"I don't know! I swear I don't know. Hush! I can't go on speaking to you here; they have spies everywhere. But I just want to tell you that no one but myself read that letter, and that it is in the fire. I know you are not in earnest for the cause, and I am glad of it."
"And why, may I ask, are you glad of it? You are one of them."
"I am not!" denied Jeremiah, fiercely. "I am a drunken fool under the thumb of Drabble. I wish to God the cause was at the bottom of the sea, and Drabble kicking his heels in gaol--or the scaffold, if I could only get him there. I had a position once Mr. Mallow, I am an outcast now, solely through Drabble, who has been the curse of my life. He treats me like a dog; but a dog can bite, and bite him I will when he least expects it. He has ruined me; he has brought my niece, Clara, into his cursed schemes. She, too, is under his thumb. Oh, my God! If only you knew my life's history, you would pity me. Some day I'll tell it to you, if only to show you how lost a man can become, body and soul. Drabble is a devil--curse him! Hush! don't speak; I'll go--I'll go. I only wanted to tell you that the secret of your real intentions is quite safe with me. If you can ruin Drabble, and with him that stony-hearted Jezebel, do it--do it, I say. Tread them under foot--make them suffer as I have suffered, as they have made me suffer."

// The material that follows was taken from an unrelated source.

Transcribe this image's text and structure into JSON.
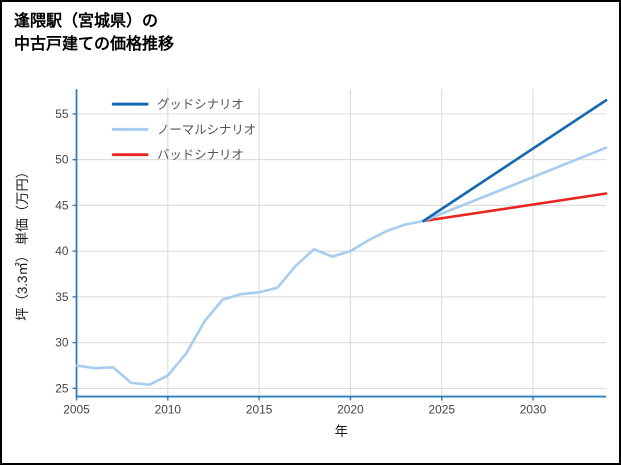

Trall, gripping Mallow's hand, shook it violently, and disappeared round the corner of the street.
Mallow was too much astonished to follow him.
He walked on home. Almost at his doorstep a hand was laid upon his arm. He turned to see the villainous face of Vraik smirking at him.
"I've come to report, sir," whined the spy. "I've seen Major Semberry in conversation with a light-haired, light-bearded man."
"Who is he?"
"Francis Hain, sir!--the man who was concerned in the murder. I'm sure of it."